Danielle Barron souligne que tout adulte mis en détention est soumis à une évaluation pour déterminer son état de santé mentale et adressé à des professionnels dans ce domaine ou celui de dépendances, incluant des groupes de soutien.

Le ministère de la Justice prend ses responsabilités très au sérieux, vis-à-vis de la population carcérale, écrit Mme Barron dans son courriel.

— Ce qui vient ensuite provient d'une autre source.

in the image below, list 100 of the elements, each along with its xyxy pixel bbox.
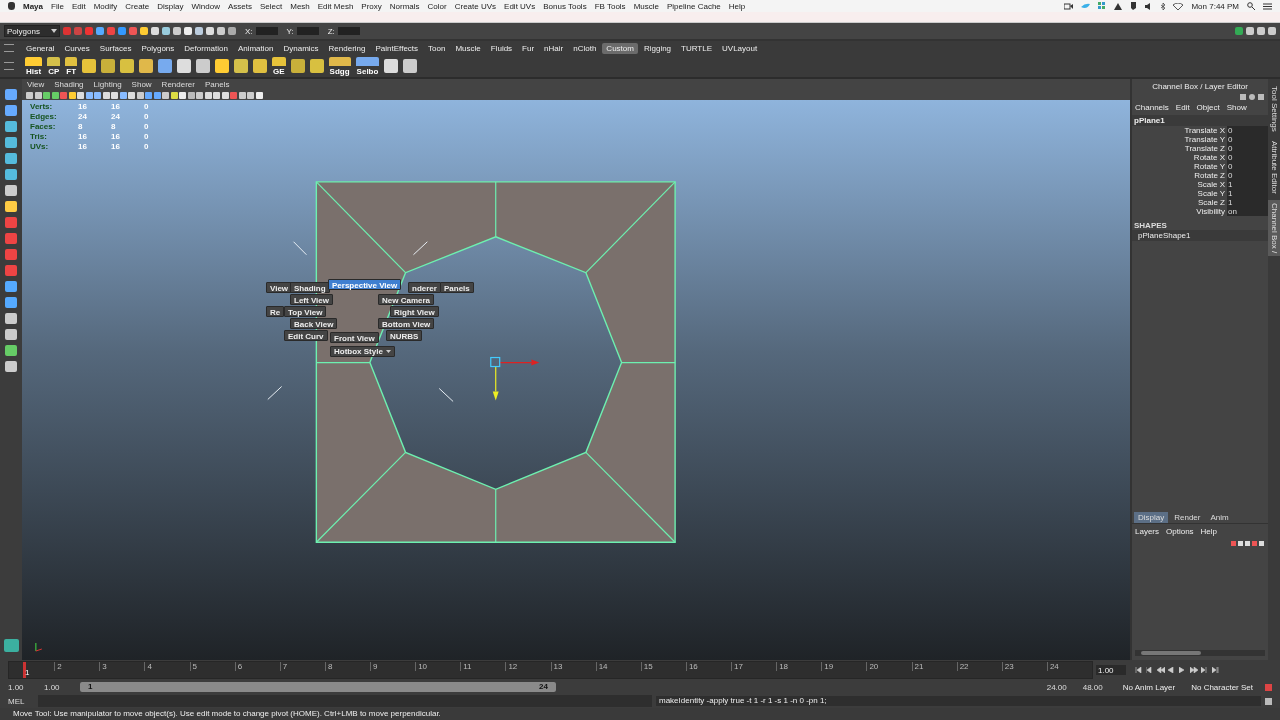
menu-item[interactable]: Pipeline Cache — [666, 1, 721, 11]
shelf-tab[interactable]: Muscle — [451, 42, 485, 54]
shelf-button[interactable]: Selbo — [355, 56, 380, 76]
shelf-button[interactable] — [384, 59, 399, 73]
panel-menu-item[interactable]: Lighting — [93, 80, 122, 89]
attribute-value[interactable]: 0 — [1227, 135, 1268, 144]
attribute-name[interactable]: Rotate Y — [1194, 162, 1227, 171]
attribute-value[interactable]: 0 — [1227, 162, 1268, 171]
marking-menu-item[interactable]: Left View — [290, 294, 333, 305]
mode-dropdown[interactable]: Polygons — [4, 25, 60, 37]
playback-icon[interactable] — [1146, 667, 1154, 673]
range-end-field[interactable]: 24.00 — [1046, 682, 1075, 692]
attribute-value[interactable]: 1 — [1227, 189, 1268, 198]
menu-item[interactable]: Assets — [227, 1, 252, 11]
shelf-tab[interactable]: Surfaces — [95, 42, 136, 54]
hotbox-style-button[interactable]: Hotbox Style — [330, 346, 395, 357]
tool-icon[interactable] — [5, 105, 17, 116]
start-time-field[interactable]: 1.00 — [8, 682, 36, 692]
tool-icon[interactable] — [3, 639, 19, 652]
marking-menu-item[interactable]: Panels — [440, 282, 474, 293]
wifi-icon[interactable] — [1173, 2, 1184, 10]
attribute-value[interactable]: 1 — [1227, 180, 1268, 189]
shelf-button[interactable] — [158, 59, 173, 73]
time-slider[interactable]: 1 2 3 4 5 6 7 8 9 10 11 12 13 14 15 16 17 18 19 20 21 22 23 24 — [8, 661, 1093, 679]
current-time-marker[interactable] — [23, 662, 26, 678]
marking-menu-item[interactable]: Front View — [330, 332, 379, 343]
script-language-label[interactable]: MEL — [8, 696, 34, 706]
tool-icon[interactable] — [5, 313, 17, 324]
object-name[interactable]: pPlane1 — [1132, 115, 1268, 126]
menu-item[interactable]: Muscle — [633, 1, 659, 11]
attribute-value[interactable]: 0 — [1227, 171, 1268, 180]
attribute-name[interactable]: Rotate X — [1193, 153, 1227, 162]
menu-item[interactable]: Help — [1200, 527, 1218, 536]
tool-icon[interactable] — [5, 297, 17, 308]
tool-icon[interactable] — [5, 233, 17, 244]
triangle-icon[interactable] — [1114, 2, 1123, 10]
playback-icon[interactable] — [1212, 667, 1220, 673]
marking-menu-item[interactable]: Perspective View — [328, 279, 402, 290]
end-time-field[interactable]: 48.00 — [1082, 682, 1111, 692]
shelf-button[interactable]: Sdgg — [328, 56, 351, 76]
shelf-button[interactable] — [82, 59, 97, 73]
panel-menu-item[interactable]: Renderer — [161, 80, 195, 89]
menu-item[interactable]: Create UVs — [454, 1, 497, 11]
tool-icon[interactable] — [5, 89, 17, 100]
attribute-name[interactable]: Translate X — [1184, 126, 1227, 135]
tool-icon[interactable] — [5, 121, 17, 132]
shelf-tab[interactable]: nCloth — [569, 42, 601, 54]
tool-icon[interactable] — [5, 201, 17, 212]
marking-menu-item[interactable]: Bottom View — [378, 318, 435, 329]
attribute-name[interactable]: Scale Y — [1197, 189, 1227, 198]
marking-menu-item[interactable]: NURBS — [386, 330, 423, 341]
marking-menu-item[interactable]: Right View — [390, 306, 439, 317]
menu-item[interactable]: File — [51, 1, 64, 11]
shelf-tab[interactable]: Custom — [602, 42, 638, 54]
grid-icon[interactable] — [1098, 2, 1107, 10]
shelf-tab[interactable]: TURTLE — [677, 42, 717, 54]
menu-item[interactable]: Display — [157, 1, 184, 11]
attribute-name[interactable]: Scale X — [1197, 180, 1227, 189]
attribute-name[interactable]: Translate Y — [1184, 135, 1227, 144]
shelf-tab[interactable]: Fluids — [486, 42, 517, 54]
menu-item[interactable]: Options — [1166, 527, 1194, 536]
shelf-tab[interactable]: Animation — [233, 42, 278, 54]
shelf-tab[interactable]: Polygons — [137, 42, 179, 54]
marking-menu-item[interactable]: Edit Curv — [284, 330, 328, 341]
tool-icon[interactable] — [5, 217, 17, 228]
list-icon[interactable] — [1263, 2, 1272, 10]
shelf-button[interactable] — [215, 59, 230, 73]
key-icon[interactable] — [1265, 683, 1272, 691]
playback-icon[interactable] — [1190, 667, 1198, 673]
menu-item[interactable]: Color — [427, 1, 447, 11]
shelf-tab[interactable]: Fur — [518, 42, 539, 54]
tool-icon[interactable] — [5, 169, 17, 180]
shelf-tab[interactable]: Toon — [424, 42, 450, 54]
playback-icon[interactable] — [1201, 667, 1209, 673]
shelf-button[interactable] — [177, 59, 192, 73]
marking-menu-item[interactable]: Top View — [284, 306, 327, 317]
menu-item[interactable]: Show — [1226, 103, 1247, 112]
menu-item[interactable]: Layers — [1135, 527, 1159, 536]
marking-menu-item[interactable]: Back View — [290, 318, 338, 329]
move-manipulator-drawing[interactable] — [490, 356, 540, 401]
tool-icon[interactable] — [5, 137, 17, 148]
shelf-tab[interactable]: General — [22, 42, 59, 54]
scrollbar[interactable] — [1135, 650, 1265, 656]
shelf-button[interactable] — [290, 59, 305, 73]
attribute-value[interactable]: 0 — [1227, 126, 1268, 135]
marking-menu-item[interactable]: New Camera — [378, 294, 435, 305]
shelf-button[interactable] — [234, 59, 249, 73]
playback-icon[interactable] — [1135, 667, 1143, 673]
bluetooth-icon[interactable] — [1161, 2, 1166, 10]
menu-item[interactable]: FB Tools — [594, 1, 626, 11]
tool-icon[interactable] — [5, 185, 17, 196]
shelf-button[interactable] — [139, 59, 154, 73]
script-editor-icon[interactable] — [1265, 697, 1272, 705]
attribute-name[interactable]: Scale Z — [1197, 198, 1227, 207]
panel-menu-item[interactable]: Panels — [204, 80, 230, 89]
menu-item[interactable]: Edit UVs — [504, 1, 536, 11]
layer-tab[interactable]: Display — [1134, 512, 1169, 523]
tool-icon[interactable] — [5, 329, 17, 340]
shelf-tab[interactable]: Deformation — [180, 42, 232, 54]
tool-icon[interactable] — [5, 249, 17, 260]
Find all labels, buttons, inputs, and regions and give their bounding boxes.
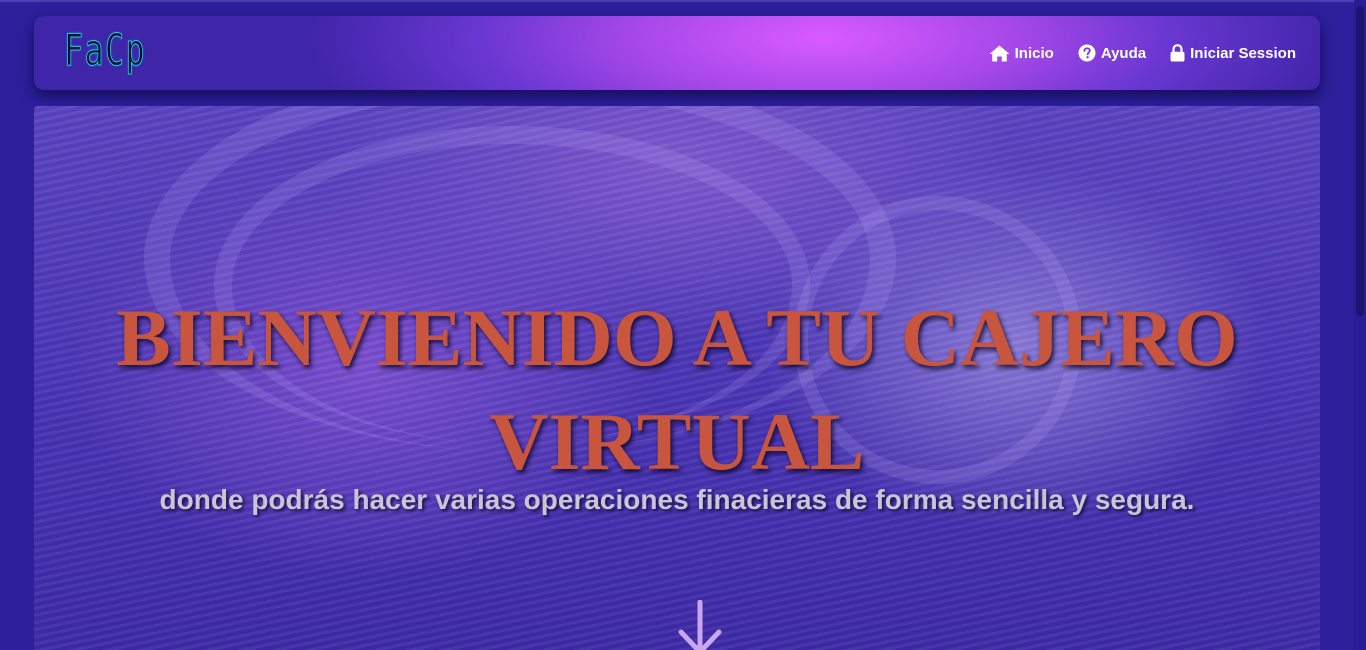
nav-link-ayuda[interactable]: Ayuda [1078,44,1146,62]
lock-icon [1170,44,1185,62]
hero-subtitle: donde podrás hacer varias operaciones fi… [159,484,1195,515]
page: FaCp Inicio Ayuda Iniciar Session BIENVI… [0,0,1366,650]
scrollbar-thumb[interactable] [1356,6,1364,316]
nav-link-label: Ayuda [1100,44,1147,62]
hero-title: BIENVIENIDO A TU CAJERO VIRTUAL [116,292,1238,487]
nav-link-iniciar-session[interactable]: Iniciar Session [1170,44,1296,62]
brand-logo[interactable]: FaCp [64,22,146,80]
top-border [0,0,1366,2]
navbar: FaCp Inicio Ayuda Iniciar Session [34,16,1320,90]
nav-link-inicio[interactable]: Inicio [989,45,1054,62]
nav-links: Inicio Ayuda Iniciar Session [989,16,1296,90]
hero-banner: BIENVIENIDO A TU CAJERO VIRTUAL donde po… [34,106,1320,650]
nav-link-label: Inicio [1014,44,1054,62]
page-scrollbar[interactable] [1354,0,1366,650]
home-icon [989,45,1010,62]
arrow-down-icon[interactable] [676,599,724,650]
question-circle-icon [1078,44,1096,62]
nav-link-label: Iniciar Session [1190,44,1296,62]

Si on détermine qu'un détenu a besoin de consulter un psychiatre, un rendez-vous est fixé et un programme de soins est établi.

Selon la porte-parole, une personne a récemment été embauchée pour voir à ce que les agents correctionnels soient adéquatement formés pour pouvoir identifier les troubles de santé mentale, les soins à offrir et l'intervention auprès des personnes en détresse.

Les employés en milieu correctionnel ne sont pas des experts en soins médicaux, ils s'en remettent aux médecins, explique Danielle Barron.

Harold Williams indique que c'est sa foi qui l'a aidé à lutter contre son problème de dépendance.

Il estime toutefois que le système correctionnel n'en fait pas assez pour la réhabilitation des détenus. Nous devons trouver un moyen de les outiller pour qu'ils puissent retourner dehors, se trouver un travail et devenir des citoyens qui contribuent à la société.

Danielle Barron affirme que les détenus ont accès à un vaste choix de programmes de formation. Elle ajoute qu'il y a un instructeur en éducation aux adultes dans chaque établissement.

Harold Williams estime pour sa part que les services offerts ne suffisent pas, faisant en sorte que le cycle de troubles de santé mentale et de dépendances se perpétue. Il y a une nouvelle vague de maladie mentale et je crois que personne n'est en mesure de la gérer.